SYMPHONY REVIEW Trio brings surprise with old favorites
Augustine added charm by interspersing original material all evening.
YOUNGSTOWN -- The Joe Augustine Trio headlined the fourth Youngstown Symphony Pops Series Concert Saturday night at Powers Auditorium.
Augustine, a perennial Youngstown favorite, brought all new arrangements, the highlight of which was "3 at 100 -- The Music of Gershwin, Ellington and Carmichael."
The collection came to a climax with an imaginatively juxtaposed combination of George Gershwin's "Prelude II" for piano with melodic fragments from Hoagy Carmichael's "Stardust." This was all the more surprising because Stardust was not listed on the program.
Gershwin was also represented by "I've Got Rhythm," "They Can't Take That Away from Me" and "I'll Build a Stairway to Paradise;" Ellington by "It Don't Mean a Thing if It Ain't Got That Swing," and "Do Nothin' Till You Hear from Me;" and Carmichael by "Skylark" and "Up a Lazy River" -- all classics among 20th-century pop songs. Throughout, the acerbic contemporary jazz harmony (extended thirds and chords in fourths and fifths) provided piquant flavor.
Flirting with danger
Augustine was able to cover so many songs and to keep things moving by never presenting more than one chorus or verse of a piece, and immediately segueing to the next. While this approach can flirt dangerously with "elevator music," Augustine managed to add personal charm by interspersing original material all evening.

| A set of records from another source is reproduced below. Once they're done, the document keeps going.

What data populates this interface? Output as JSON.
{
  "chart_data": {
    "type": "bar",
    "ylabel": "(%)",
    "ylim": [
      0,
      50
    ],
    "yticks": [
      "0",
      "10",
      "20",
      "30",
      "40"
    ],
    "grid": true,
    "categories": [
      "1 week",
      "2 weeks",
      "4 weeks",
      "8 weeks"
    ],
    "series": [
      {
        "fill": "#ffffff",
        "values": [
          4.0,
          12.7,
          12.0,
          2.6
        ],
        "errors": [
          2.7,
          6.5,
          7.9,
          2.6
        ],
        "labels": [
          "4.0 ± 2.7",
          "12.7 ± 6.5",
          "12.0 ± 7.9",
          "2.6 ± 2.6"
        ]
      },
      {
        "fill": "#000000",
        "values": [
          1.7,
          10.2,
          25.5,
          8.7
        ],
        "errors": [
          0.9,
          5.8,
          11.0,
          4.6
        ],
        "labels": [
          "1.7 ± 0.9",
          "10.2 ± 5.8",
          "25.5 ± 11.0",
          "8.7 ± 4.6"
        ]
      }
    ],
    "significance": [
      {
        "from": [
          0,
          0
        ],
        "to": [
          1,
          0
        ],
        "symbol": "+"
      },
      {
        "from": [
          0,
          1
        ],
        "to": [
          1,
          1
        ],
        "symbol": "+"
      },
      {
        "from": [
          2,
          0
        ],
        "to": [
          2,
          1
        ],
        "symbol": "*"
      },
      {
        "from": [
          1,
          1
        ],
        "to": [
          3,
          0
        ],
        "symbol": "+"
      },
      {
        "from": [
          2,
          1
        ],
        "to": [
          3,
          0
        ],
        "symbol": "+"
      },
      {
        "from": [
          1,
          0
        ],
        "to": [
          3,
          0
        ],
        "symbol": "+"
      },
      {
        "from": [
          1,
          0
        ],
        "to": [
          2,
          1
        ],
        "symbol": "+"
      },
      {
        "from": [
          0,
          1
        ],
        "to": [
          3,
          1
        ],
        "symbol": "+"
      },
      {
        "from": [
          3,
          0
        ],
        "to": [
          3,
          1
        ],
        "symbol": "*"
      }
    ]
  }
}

The "Liberty" set introduction appeared to be a typical patriotic musical rendition at first, but as Augustine moved to his original melody and harmony, the sincerity was apparent. Notwithstanding the patchwork treatment of "America the Beautiful," Simon and Garfunkel's "Bridge over Troubled Water" closed the set strongly.
Also attractive were the "Action, Film and Music" and the "By Request" sets. Augustine seems to have special affinity for the great film composer, Henry Mancini. "The Pink Panther" and "Peter Gunn" were lively and attractive, while "Moon River" was soulfully expressive.
The Harold Arlen songs, "Come Rain or Come Shine," "Swinging on a Star" and "Stormy Weather" were all smoothly and tastefully played, as were Irving Berlin's "Cheek to Cheek" and Harline's "When You Wish upon a Star."
Drummer Clint Deganon played effectively throughout as did bassist David Finck, but neither were allowed an extensive solo. Augustine's and Mike Lewis' arrangements were good, though the formula of a single verse and on to the next seemed to preclude an occasional musical excursion.
The "Looney Tunes" set sparkled in "Linus and Lucy" and the ever popular "Looney Tunes" closer.
The symphony's portion was delightful. Maestro Isaiah Jackson was greeted with a standing ovation showing the Youngstown audience's affection and support.
Most enjoyable was the Gershwin Girl Crazy Overture, providing effective orchestrations of "I Got Rhythm" and "Embraceable You," and some interesting muted trumpet sounds.
"Here Come the Bands" exposed some old favorites and had beautiful pyramiding in the brass. "Chicago Selections" allowed for some good solo work and National Emblem had well-controlled tempo and dynamics.